New York appellate court keeps VRDO lawsuit going

The New York Supreme Court Appellate Division denied the appeal of several banks seeking to invalidate whistleblower claims they rigged the variable-rate market for their profit.

Tuesday's decision keeps the trial process rolling along, progress the accused banks were hoping to halt with their interlocutory appeal, which is an appeal made before a case is actually decided.

This lawsuit and similar ones filed in Illinois, Massachusetts and California all stem from Johan Rosenberg, a Minnesota-based municipal advisor.

The appellate decision affirms the March decision by the trial division that the lawsuit brought under New York’s false claims act sufficiently alleges violations of that law by the defendant banks to avoid being dismissed.

The Appellate Division said the defendant banks or their subsidiaries, which include JPMorgan Chase & Co., Citigroup, M&T Bank Corp., Merrill Lynch & Co. and Morgan Stanley Smith Barney, had failed to demonstrate fatal flaws in any of the several legal avenues in which they sought to have the case tossed out.

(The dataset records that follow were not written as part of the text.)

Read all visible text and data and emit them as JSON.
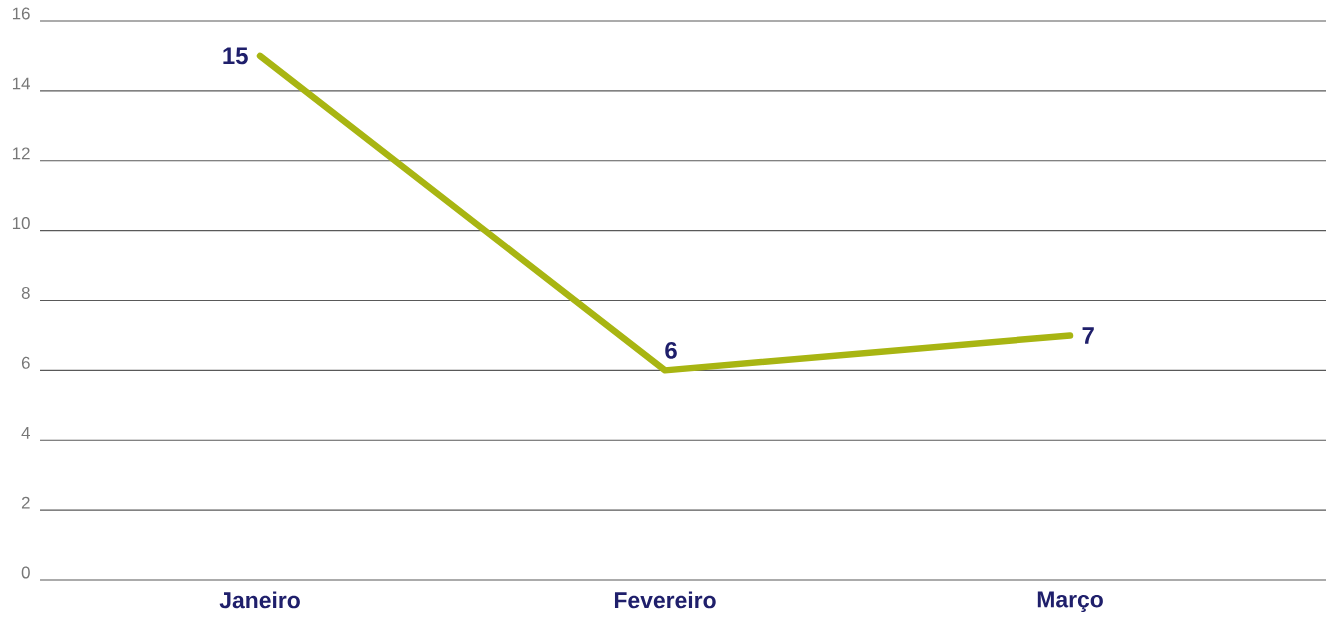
{
  "chart_data": {
    "type": "line",
    "categories": [
      "Janeiro",
      "Fevereiro",
      "Março"
    ],
    "values": [
      15,
      6,
      7
    ],
    "color": "#a8b512",
    "ylim": [
      0,
      16
    ],
    "yticks": [
      0,
      2,
      4,
      6,
      8,
      10,
      12,
      14,
      16
    ],
    "grid": "y",
    "data_labels": true
  }
}
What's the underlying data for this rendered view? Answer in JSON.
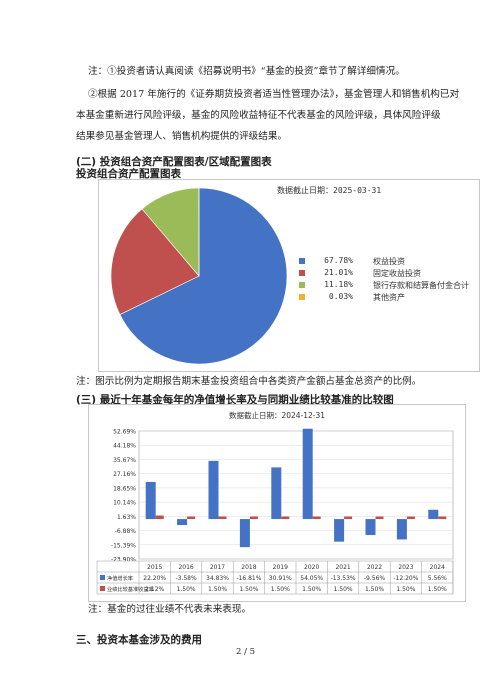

This lawsuit and similar ones filed in Illinois, Massachusetts and California all stem from Johan Rosenberg, a Minnesota-based municipal advisor, who said he discovered a “robo-resetting” scheme after his own analysis led him to suspect banks were not properly resetting the interest rates of variable-rate demand obligations, costing issuers millions of dollars. He originally filed his lawsuits under the name of a corporate entity called “Edelweiss Fund.”

The stakes are high in New York, where the alleged damages total some $374 million. The banks have maintained in various court filings they did nothing illegal.

Among the contentions made in the effort to dismiss was that VRDOs issued via conduit issuers shouldn’t factor into the suit because private borrowers rather than government entities were responsible for the payments. The Appellate Division didn’t give the idea any more traction than the earlier decision.

“False claims are actionable if the state provides any portion of the funds used to pay the false claims,” the court stated in its decision. “The complaint sufficiently alleges that a portion of the funds the conduit borrower received came from the state. That the state’s money passed to defendant M&T Bank Corporation through private VRDO borrower entities does not make the government any less its source. By issuing conduit bonds, the state ‘made the funds available,’ thereby ‘providing’ money within the meaning of the New York False Claims Act.”

Banks have had only limited success in attacking the lawsuits to this point, winning one notable decision in Massachusetts when a judge there Rosenberg's lawsuit was blocked by the public disclosure bar, a legal standard that exists to prevent whistleblowers from filing lawsuits supported by information that was already known to the public.

Rosenberg’s legal team is appealing that finding, and it is expected to be argued next month.